In Cyprus, construction of new homes has remained at low levels, both due to the economic crisis of the past decade and the lockdowns during the pandemic.
Availability of land remains low, as most owners prefer to defer selling or developing their properties; as there is low taxation on owning real estate, many see it as a simple way to invest their capital deferring development or sale.
Growing demand for residential real estate and limited supply have pushed up real estate prices and rents, fuelled further by low interest rates over the past decade and government subsidies during the pandemic.
The low cost of funding made housing affordable for many, something which is quickly uncoupling in the current inflationary and high(er) interest rate environment.
Demand for commercial real estate is driven by a strong economy, employment growth, and consumer spending (especially affecting retail).
The Cyprus economy has grown significantly since the end of the pandemic (5.8% GDP growth in 2022), particularly due to a pick-up in tourism, attracting technology companies to the island, and immigration/ population growth.
On the supply side, there has been minimal construction of sizable retail or warehouse space, whilst supply of offices has been concentrated in a handful of projects in Limassol and to a lesser extent in Nicosia.
As the pattern of office usage and retail spending have changed, there are obvious pockets of excess supply and limited demand across the commercial real estate market, e.g. for grade B/C offices in Nicosia vacated by banks, secondary retail locations in Paphos and Larnaca as retail spending has shifted to the malls, etc.
The main change over the past year has been the cost of funding for developers and investors, and the improvement in alternative options available for investors.
Whilst companies coming to the island or expanding their operations currently have limited options, investors of income producing commercial real estate are agnostic as to where to channel their capital.

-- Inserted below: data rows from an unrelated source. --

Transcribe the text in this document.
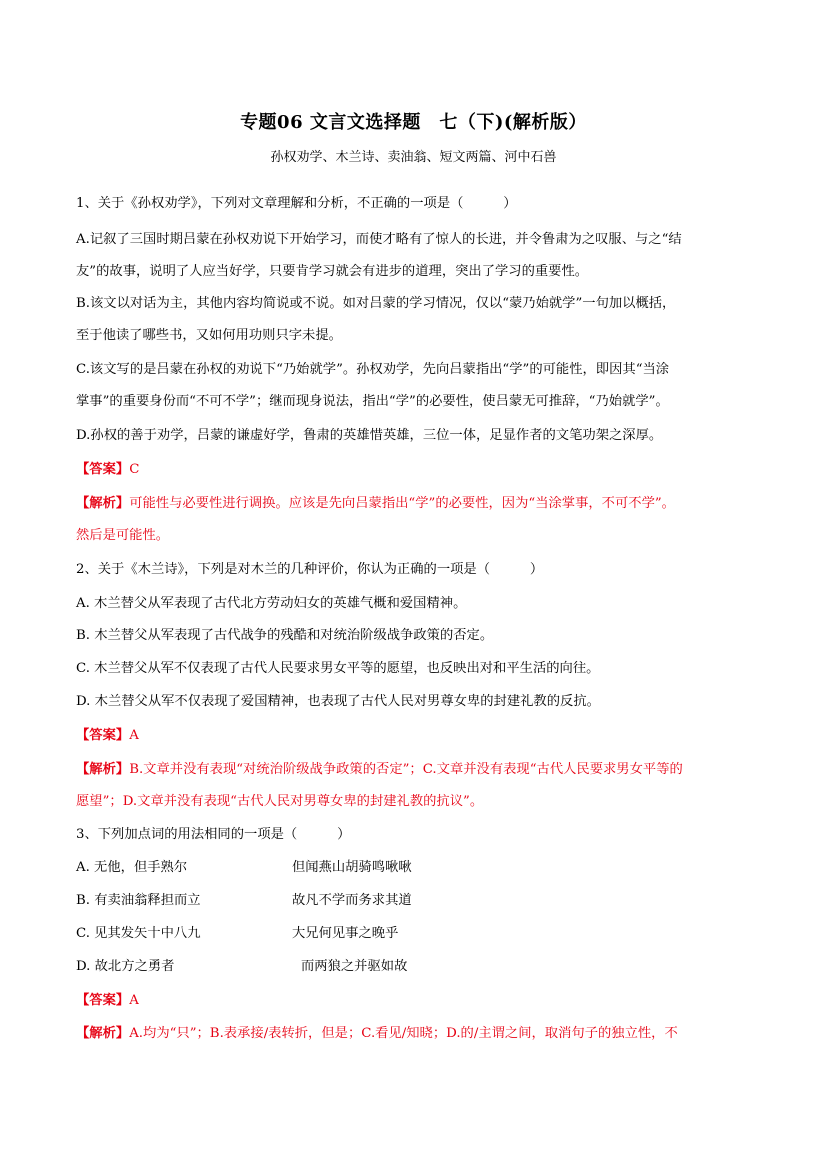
专题06 文言文选择题　七（下)(解析版）
孙权劝学、木兰诗、卖油翁、短文两篇、河中石兽
1、关于《孙权劝学》，下列对文章理解和分析，不正确的一项是（　　　）
A.记叙了三国时期吕蒙在孙权劝说下开始学习，而使才略有了惊人的长进，并令鲁肃为之叹服、与之“结
友”的故事，说明了人应当好学，只要肯学习就会有进步的道理，突出了学习的重要性。
B.该文以对话为主，其他内容均简说或不说。如对吕蒙的学习情况，仅以“蒙乃始就学”一句加以概括，
至于他读了哪些书，又如何用功则只字未提。
C.该文写的是吕蒙在孙权的劝说下“乃始就学”。孙权劝学，先向吕蒙指出“学”的可能性，即因其“当涂
掌事”的重要身份而“不可不学”；继而现身说法，指出“学”的必要性，使吕蒙无可推辞，“乃始就学”。
D.孙权的善于劝学，吕蒙的谦虚好学，鲁肃的英雄惜英雄，三位一体，足显作者的文笔功架之深厚。
【答案】C
【解析】可能性与必要性进行调换。应该是先向吕蒙指出“学”的必要性，因为“当涂掌事，不可不学”。
然后是可能性。
2、关于《木兰诗》，下列是对木兰的几种评价，你认为正确的一项是（　　　）
A. 木兰替父从军表现了古代北方劳动妇女的英雄气概和爱国精神。
B. 木兰替父从军表现了古代战争的残酷和对统治阶级战争政策的否定。
C. 木兰替父从军不仅表现了古代人民要求男女平等的愿望，也反映出对和平生活的向往。
D. 木兰替父从军不仅表现了爱国精神，也表现了古代人民对男尊女卑的封建礼教的反抗。
【答案】A
【解析】B.文章并没有表现“对统治阶级战争政策的否定”；C.文章并没有表现“古代人民要求男女平等的
愿望”；D.文章并没有表现“古代人民对男尊女卑的封建礼教的抗议”。
3、下列加点词的用法相同的一项是（　　　）
A. 无他，但手熟尔	但闻燕山胡骑鸣啾啾
B. 有卖油翁释担而立	故凡不学而务求其道
C. 见其发矢十中八九	大兄何见事之晚乎
D. 故北方之勇者	而两狼之并驱如故
【答案】A
【解析】A.均为“只”；B.表承接/表转折，但是；C.看见/知晓；D.的/主谓之间，取消句子的独立性，不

With higher income returns available on government and corporate bonds and a higher cost of financing to acquire real estate, most investors are demanding higher returns from real estate to reflect these higher costs as well as the changing patterns in office use (due to work from home) and retail (due to online shopping). This is already reflected in the performance of listed European REITs (Real Estate Investment Trusts), where their value has decreased by circa 43% over the past year.
In conclusion, the residential and commercial real estate markets are moving in opposite directions due to differences in demand, supply, and pricing factors.
The residential market is experiencing growing demand and limited supply, leading to increased prices and rents. In contrast, the commercial market faces challenges due to changing patterns of office usage, retail spending, and financing options.
Looking ahead to 2024, residential real estate prices and rents are unlikely to shift significantly, but demand may decrease due to higher prices and the increased cost of funding. Local households will struggle to enter the housing market.
In the commercial sector, the limited supply of investor-ready properties will likely decrease as better investment opportunities emerge elsewhere. This will result in increased illiquidity, particularly if international investors demand higher returns from commercial properties.